Of course, this choice has consequences. As some long-term users have noted, the lighter foam in the earcups can compress or “flatten” over time. This is the other side of the compromise—the trade-off for that initial, cloud-like comfort might be a shorter lifespan for the stock earpads. It’s an honest compromise, and one that Sony was willing to make in its pursuit of near-weightless listening.
 Sony WH-CH720N Wireless Headphones

The Anatomy of a Brilliant Trade-Off

If you understand the philosophy behind the CH720N’s weight, the rest of its design choices snap into perfect focus.
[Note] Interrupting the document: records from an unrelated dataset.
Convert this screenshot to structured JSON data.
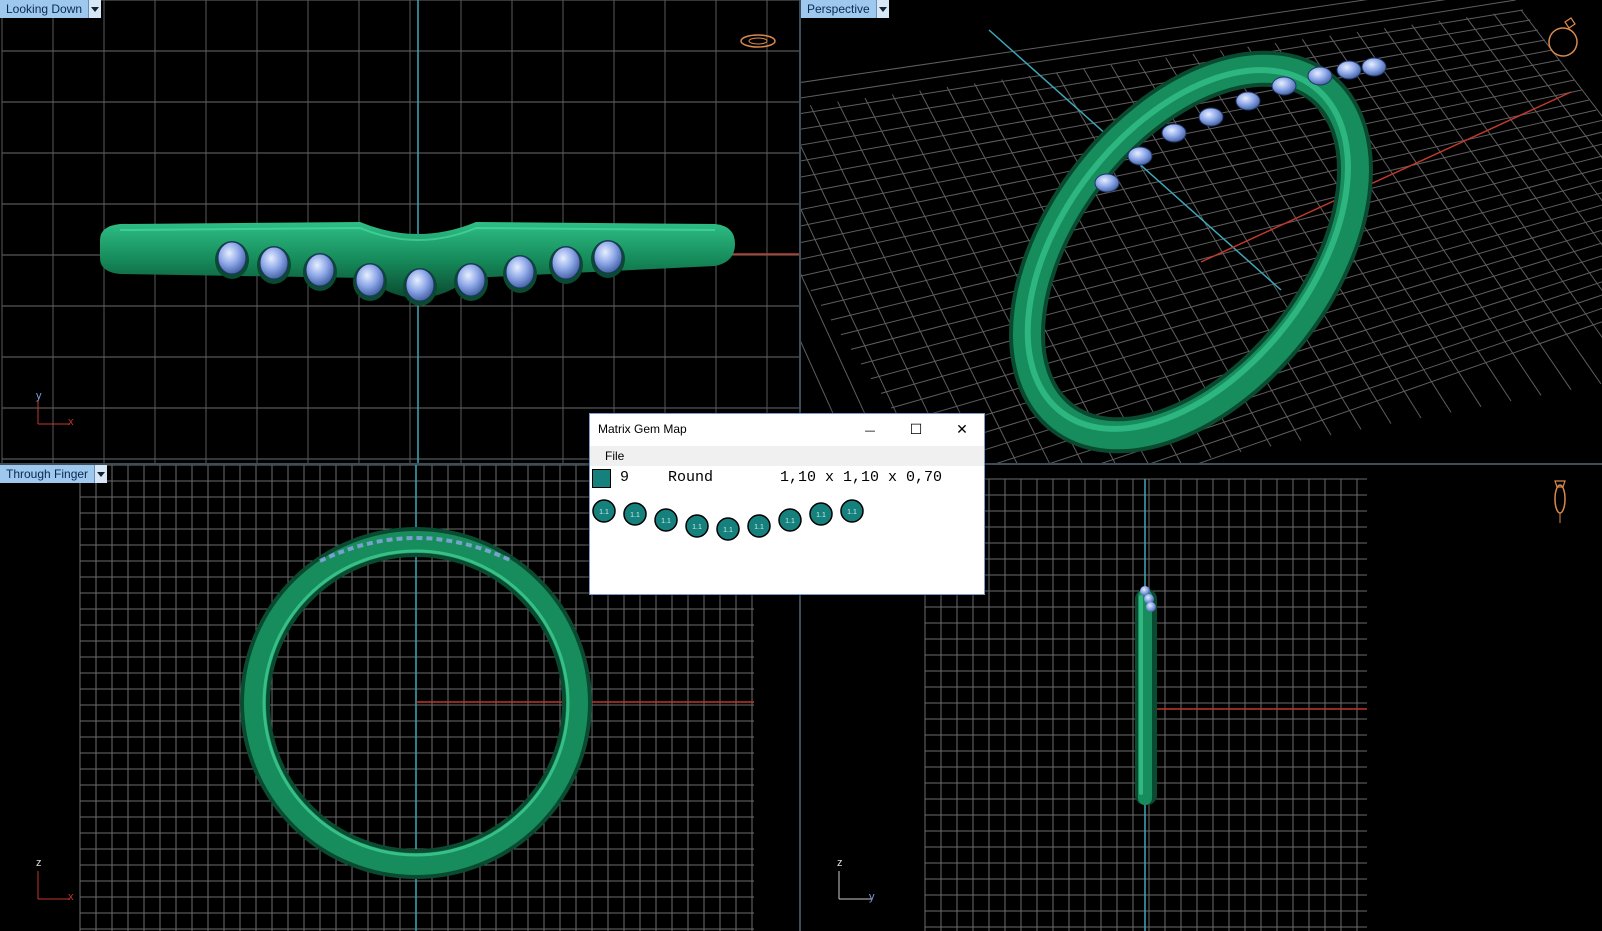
{
  "viewports": {
    "top_left": {
      "label": "Looking Down",
      "axes": {
        "v": "y",
        "h": "x"
      }
    },
    "top_right": {
      "label": "Perspective"
    },
    "bottom_left": {
      "label": "Through Finger",
      "axes": {
        "v": "z",
        "h": "x"
      }
    },
    "bottom_right": {
      "axes": {
        "v": "z",
        "h": "y"
      }
    }
  },
  "dialog": {
    "title": "Matrix Gem Map",
    "minimize_glyph": "—",
    "maximize_glyph": "☐",
    "close_glyph": "✕",
    "menu": {
      "file": "File"
    },
    "gem_row": {
      "count": "9",
      "shape": "Round",
      "size": "1,10 x 1,10 x 0,70",
      "swatch_color": "#16807c"
    },
    "gem_map": {
      "gem_label": "1.1",
      "count": 9
    }
  },
  "colors": {
    "ring_green": "#1f8a5c",
    "gem_blue": "#8ea8e8",
    "grid": "#6d6d6d",
    "axis_red": "#c0392b",
    "axis_cyan": "#3fa7b8"
  },
  "icons": {
    "top_left": "ring-side-icon",
    "top_right": "ring-perspective-icon",
    "bottom_right": "ring-standing-icon"
  }
}
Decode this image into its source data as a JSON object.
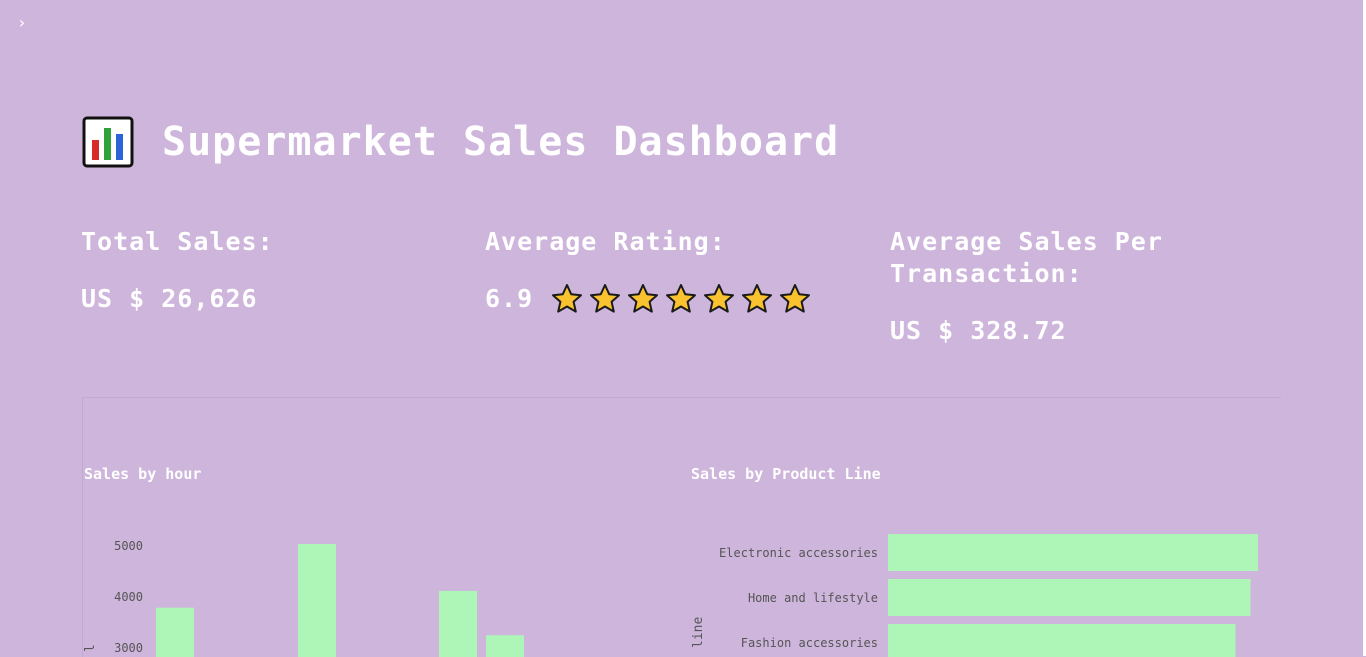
{
  "header": {
    "title": "Supermarket Sales Dashboard",
    "title_icon": "bar-chart-emoji-icon",
    "sidebar_toggle_icon": "chevron-right-icon"
  },
  "metrics": {
    "total_sales": {
      "label": "Total Sales:",
      "value": "US $ 26,626"
    },
    "average_rating": {
      "label": "Average Rating:",
      "value": "6.9",
      "stars": 7
    },
    "average_sales_per_transaction": {
      "label": "Average Sales Per Transaction:",
      "value": "US $ 328.72"
    }
  },
  "colors": {
    "background": "#ceb5dc",
    "bar": "#adf6b7",
    "text": "#ffffff",
    "tick": "#555555",
    "star": "#f9c22e"
  },
  "chart_data": [
    {
      "type": "bar",
      "title": "Sales by hour",
      "orientation": "vertical",
      "ylabel": "l",
      "y_ticks": [
        3000,
        4000,
        5000
      ],
      "ylim": [
        2900,
        5250
      ],
      "values": [
        3790,
        null,
        5040,
        null,
        4120,
        3250
      ]
    },
    {
      "type": "bar",
      "title": "Sales by Product Line",
      "orientation": "horizontal",
      "ylabel": "line",
      "categories": [
        "Electronic accessories",
        "Home and lifestyle",
        "Fashion accessories"
      ],
      "values": [
        4950,
        4850,
        4650
      ],
      "xlim": [
        0,
        5100
      ]
    }
  ]
}
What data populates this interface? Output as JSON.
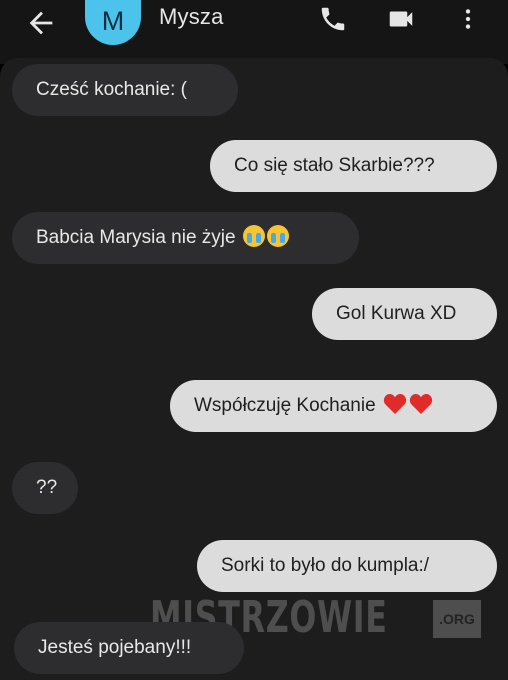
{
  "header": {
    "avatar_letter": "M",
    "contact_name": "Mysza",
    "icons": [
      "back-arrow-icon",
      "phone-icon",
      "video-camera-icon",
      "more-vertical-icon"
    ]
  },
  "messages": [
    {
      "direction": "incoming",
      "text": "Cześć kochanie: ("
    },
    {
      "direction": "outgoing",
      "text": "Co się stało Skarbie???"
    },
    {
      "direction": "incoming",
      "text": "Babcia Marysia nie żyje",
      "emoji": [
        "loudly-crying-face",
        "loudly-crying-face"
      ]
    },
    {
      "direction": "outgoing",
      "text": "Gol Kurwa XD"
    },
    {
      "direction": "outgoing",
      "text": "Współczuję Kochanie",
      "emoji": [
        "red-heart",
        "red-heart"
      ]
    },
    {
      "direction": "incoming",
      "text": "??"
    },
    {
      "direction": "outgoing",
      "text": "Sorki to było do kumpla:/"
    },
    {
      "direction": "incoming",
      "text": "Jesteś pojebany!!!"
    }
  ],
  "watermark": {
    "text": "MISTRZOWIE",
    "suffix": ".ORG"
  },
  "colors": {
    "avatar": "#4cc3ea",
    "incoming_bubble": "#2d2d2f",
    "outgoing_bubble": "#dcdcdc",
    "background": "#1d1d1e"
  }
}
Every “missing” feature is a testament to a product team that knew exactly what to prioritize.

There are no finicky touch controls, but robust, tactile physical buttons that work flawlessly with gloves and never register an accidental skip. There is no complex folding mechanism that adds weight and potential points of failure, but earcups that swivel flat for easy resting around your neck. There is no included hard case, a clear cost-saving measure for a device many will use primarily between their home and office.
 Sony WH-CH720N Wireless Headphones

Yet, amid these subtractions, Sony added a feature of immense practical value: Multipoint connection. The ability to seamlessly switch between your laptop’s video call and your phone’s incoming ring is a pro-level feature that speaks directly to the reality of modern work. It’s perhaps the clearest signal of Sony’s intention: to cut the fat, but keep the muscle.
 Sony WH-CH720N Wireless Headphones

More Than Just Value—It’s About Values

To label the Sony WH-CH720N as a “great value” is to do it a disservice. It is, but that label is incomplete. These headphones are a statement of values. They argue that the quality of an experience is defined not by the heft of the materials, but by the intelligence of the engineering. They propose that true luxury isn’t a leather-wrapped headband, but the freedom to forget you’re wearing headphones at all.

This isn’t a watered-down version of a flagship. It’s a concentrated one, boiling down the essential elements of great sound, effective silence, and profound comfort into their purest form. The Sony WH-CH720N is for the listener who has moved beyond wanting the most impressive object and is instead seeking the most seamless, enjoyable experience. It’s not a budget headphone; it’s a brilliant one.